What Makes a Good Cover?


I’m at a stage in my writing where I’m looking at cover designs for a new release of Christmas short stories. Wanting to do it “right,” I Googled best selling e-books, holidays  on amazon.com.    A glance at all those naked torsos made me laugh and decide I’d better try another category.  There is not a naked male in any of my stories where the tone is light, whimsical, and just a bit magical.

This time I tried “clean and wholesome.”  The tone is more suited to my stories but a lot of the covers seemed dark, to my eye.  Maybe it’s my age, but reading a title against a black or navy or even dark red background is hard work.  I know, I can magnify the image, but if I were a reader hunting through a long list of Christmas anthologies, I doubt I’d have the patience to enlarge each image.  I’m more apt to pause at the one that catches my eye without any effort on my part.
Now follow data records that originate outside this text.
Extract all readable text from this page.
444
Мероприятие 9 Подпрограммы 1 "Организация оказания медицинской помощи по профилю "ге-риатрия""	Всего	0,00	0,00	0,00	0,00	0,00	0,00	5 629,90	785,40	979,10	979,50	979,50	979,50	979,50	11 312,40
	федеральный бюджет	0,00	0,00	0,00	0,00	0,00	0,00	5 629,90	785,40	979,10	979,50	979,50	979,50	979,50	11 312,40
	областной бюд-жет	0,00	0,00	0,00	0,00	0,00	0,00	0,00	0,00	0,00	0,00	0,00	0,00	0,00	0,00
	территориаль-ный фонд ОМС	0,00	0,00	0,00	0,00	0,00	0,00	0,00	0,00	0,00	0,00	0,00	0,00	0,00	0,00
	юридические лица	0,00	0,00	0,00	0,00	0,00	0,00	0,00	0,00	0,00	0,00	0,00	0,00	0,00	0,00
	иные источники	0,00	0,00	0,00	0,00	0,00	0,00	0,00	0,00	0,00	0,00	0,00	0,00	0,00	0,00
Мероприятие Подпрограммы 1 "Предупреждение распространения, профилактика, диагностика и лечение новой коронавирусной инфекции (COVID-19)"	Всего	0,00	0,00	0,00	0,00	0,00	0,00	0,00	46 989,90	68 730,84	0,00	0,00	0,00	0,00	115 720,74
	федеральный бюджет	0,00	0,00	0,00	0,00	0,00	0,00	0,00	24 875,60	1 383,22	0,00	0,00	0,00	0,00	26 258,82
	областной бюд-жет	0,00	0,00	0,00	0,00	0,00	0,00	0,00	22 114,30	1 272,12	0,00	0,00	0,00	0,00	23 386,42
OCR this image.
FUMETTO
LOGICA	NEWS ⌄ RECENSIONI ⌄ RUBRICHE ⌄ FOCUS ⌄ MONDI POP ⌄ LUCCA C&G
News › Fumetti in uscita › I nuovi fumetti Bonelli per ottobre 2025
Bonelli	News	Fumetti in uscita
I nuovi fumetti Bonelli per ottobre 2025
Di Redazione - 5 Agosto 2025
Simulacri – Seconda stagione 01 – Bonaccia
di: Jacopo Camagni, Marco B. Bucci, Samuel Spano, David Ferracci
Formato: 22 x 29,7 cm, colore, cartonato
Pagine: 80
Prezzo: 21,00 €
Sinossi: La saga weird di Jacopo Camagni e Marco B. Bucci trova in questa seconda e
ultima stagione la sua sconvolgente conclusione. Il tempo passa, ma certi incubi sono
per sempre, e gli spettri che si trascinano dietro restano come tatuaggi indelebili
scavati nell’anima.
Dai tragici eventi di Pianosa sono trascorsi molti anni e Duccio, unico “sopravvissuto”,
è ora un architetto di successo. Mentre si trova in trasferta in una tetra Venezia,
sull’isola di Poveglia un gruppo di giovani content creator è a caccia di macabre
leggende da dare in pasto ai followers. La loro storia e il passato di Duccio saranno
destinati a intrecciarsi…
A quick search of “anthologies,” presented even more black-toned covers.  I know many best selling authors  tend toward this style and readers must like them or the authors wouldn’t be “best selling.”  Still, if I’m looking for a cover for my book, I want it to be pleasing to my eye.

The first page under “historicals,” provided a little more colour, but most had too much heat for my, as yet unpublished, anthology.

Finally I had a look at some of my favourite authors’ covers. Debbie MacComber covers have the right tone for my stories.  There is a softness about them and a sense of “home” that appeals to me, and reflects the mood of the stories I tell. Lisa Wingate has some beautiful covers, at least I think they are. Robyn Carr uses flowers and beaches and porches.  Light, cheerful colours make me want to open those books.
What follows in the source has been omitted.